Uranium Supply to India: Canberra's Reluctance
24 Jun, 2008 · 2606
Rahul Mishra examines Australia's decision not to supply uranium to India
India's quest for nuclear energy received a major setback in early 2008, when the Australian Foreign Minister, Stephen Smith, officially declined to supply uranium to India. However, things took an interesting turn when the same government reaffirmed the Howard government's stand of supplying uranium to China. Uranium sales to China will begin in 2010 with Australia supplying 20,000 metric tons of uranium every year. This would help energy-hungry China meet its demands for nuclear energy.
While reaffirming the uranium sale to China, Canberra officially accepted that China's proliferation record has gone down in recent years, in effect, accepting also that China has been proliferating nuclear technology to non-nuclear weapon states. China has not only been sharing the nuclear secrets with Pakistan, but with Iran and North Korea also, thereby violating Article I of the NPT provision. Such a response from Australian government is not only confusing but also shows that India is being discriminated against on this issue.

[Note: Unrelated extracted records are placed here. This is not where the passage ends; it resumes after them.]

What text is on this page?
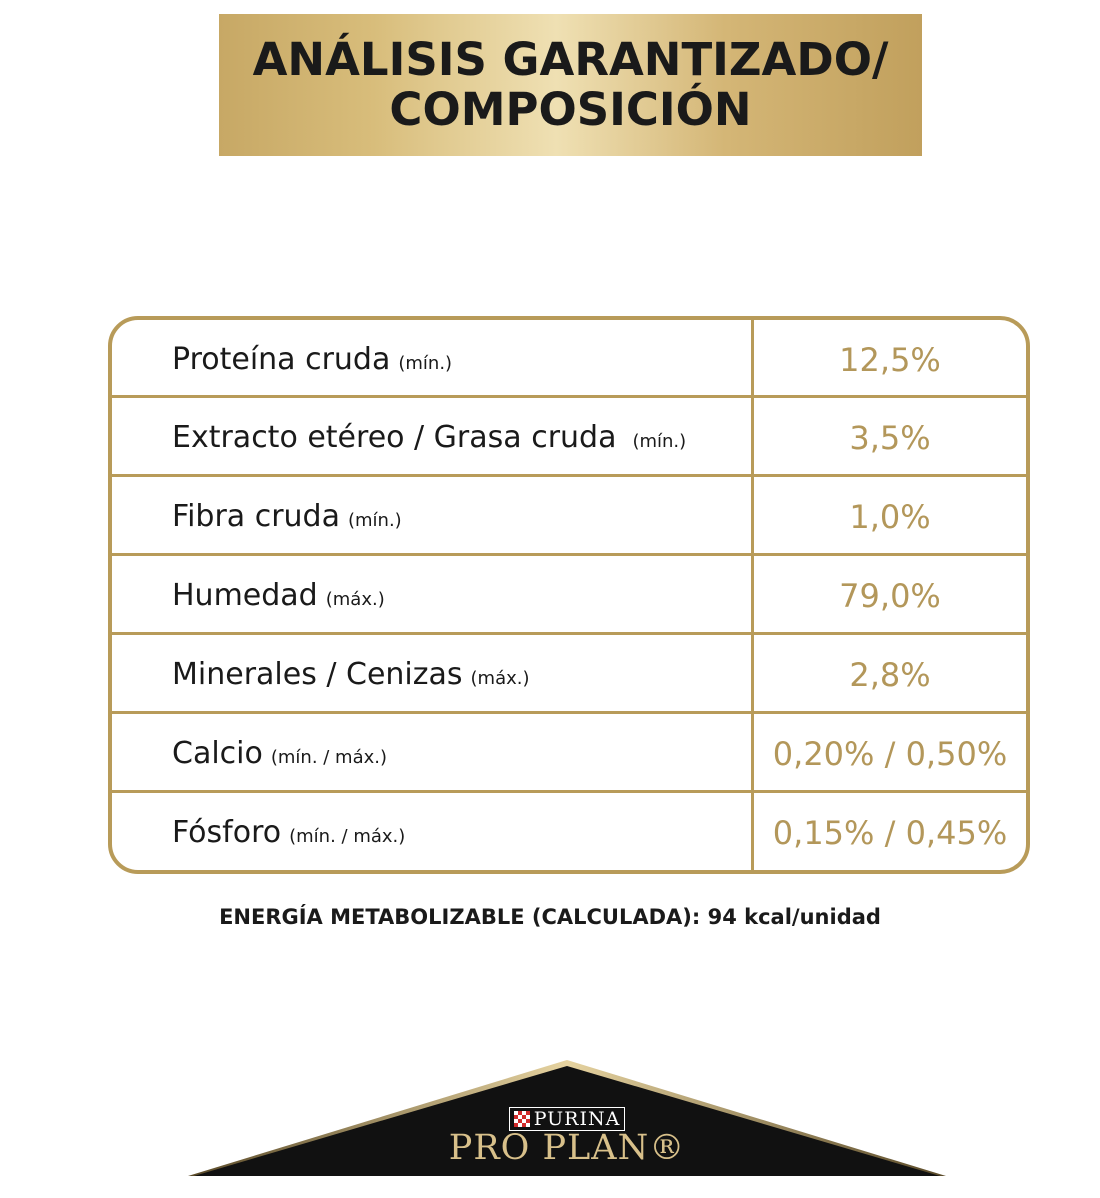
ANÁLISIS GARANTIZADO/
COMPOSICIÓN
Proteína cruda (mín.)	12,5%
Extracto etéreo / Grasa cruda (mín.)	3,5%
Fibra cruda (mín.)	1,0%
Humedad (máx.)	79,0%
Minerales / Cenizas (máx.)	2,8%
Calcio (mín. / máx.)	0,20% / 0,50%
Fósforo (mín. / máx.)	0,15% / 0,45%
ENERGÍA METABOLIZABLE (CALCULADA): 94 kcal/unidad
PURINA
PRO PLAN®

Professor Hugh White of the Australian National University (ANU) says that Australia's stand on uranium supply to India is based on two policy issues and the way both the Howard government and the Rudd government responded to them. First and most important, is Australia's view of the strategic scenario in the Asia-Pacific. The Howard government's decision to support the sale of uranium to India was primarily a decision to support the policy of the Bush administration. Australia's support to the Indo-US nuclear deal was part of this agenda. Conversely, the Rudd government's opposition to uranium sales to India is a reflection of its ideas about how Asia's strategic future should be handled. It believes that engaging China in a constructive manner is the better option.
The second influence on the Rudd government's policy is its support for the non-proliferation regime and the NPT in particular. Here however, India's stand on NPT cannot be pointed out as the main reason as India been abiding by the NPT norms in spirit despite not signing the treaty.
Professor Sandy Gordon, also of the ANU, looks at this issue differently. He argues that Australia's denial of uranium to India has more to do with the internal disagreements within the ruling Labor Party government, rather than marking a disagreement with the Bush administration. Gordon believes that Australia's decision depends on the way India and the US proceed with their proposed civilian nuclear agreement. If the Indo-US nuclear agreement becomes a reality, the Rudd government would perhaps need to reconsider its present decision.
After 31 years of hibernation as a 'nuclear outcaste' India made a comeback on 18 July 2005, when the US and India agreed on civilian nuclear energy cooperation. The Indo-US nuclear deal is in some ways an attempt by the US to reward New Delhi for its excellent non-proliferation record and to differentiate between India on the one hand and countries like Pakistan, Iran and North Korea on the other. Other nuclear weapon states (NWS) are following suit as India looks to enhance cooperation with France and Russia and non-NWS like Canada on the nuclear energy front. This is a clear indication of the fact that India's credible nuclear non-proliferation record is not only appreciated but rewarded as well. There is, however, a dire need for India to work together with Australia on the nuclear front as Australia commands 40 per cent of the world's total uranium resources. Nuclear cooperation with Australia would certainly help India meet its energy requirements as its economy grows.
The availability of poor quality coal in India, together with the fact that nuclear plants in India are mostly sub-critical and inefficient, implies that in the absence of assured supply of uranium, India's energy generation mix will become increasingly carbon-emitting. India's energy needs, if fulfilled through fossil fuels would not only damage the environment but also be costly for India compared to nuclear energy which is clean and cost-effective.
India's moratorium on the military nuclear programme is a matter of choice rather than compulsion as India has enough thorium to go ahead with further nuclear testing. Besides, when similar apprehensions were raised about China by environmental and opposition groups in Canberra, the Rudd government responded by saying that the agreement with China establishes strict safeguard arrangements and conditions to ensure that Australian uranium supplied to China is used exclusively for peaceful purposes. Australia could do the same while sitting across the table with India and negotiate on the uranium issue, demanding tighter control and vigilance and a well-defined separation of civilian nuclear facilities from the military ones.
The world has to come to terms with the fact that nuclear India is a rising power and it cannot be marginalized any more, says Prof. Marika Vicziany of the Monash Asia Institute. She believes that in a year or two Australia too would reconsider its decision of not selling uranium to India and both the democracies would deepen their ties through the cooperation on nuclear issues. The Rudd government's recently launched nuclear disarmament agenda too is compatible with India's appeal for "general and complete disarmament." The vision of a peaceful and democratic 21st century world will only be helped along if Australia engages India in a more constructive manner.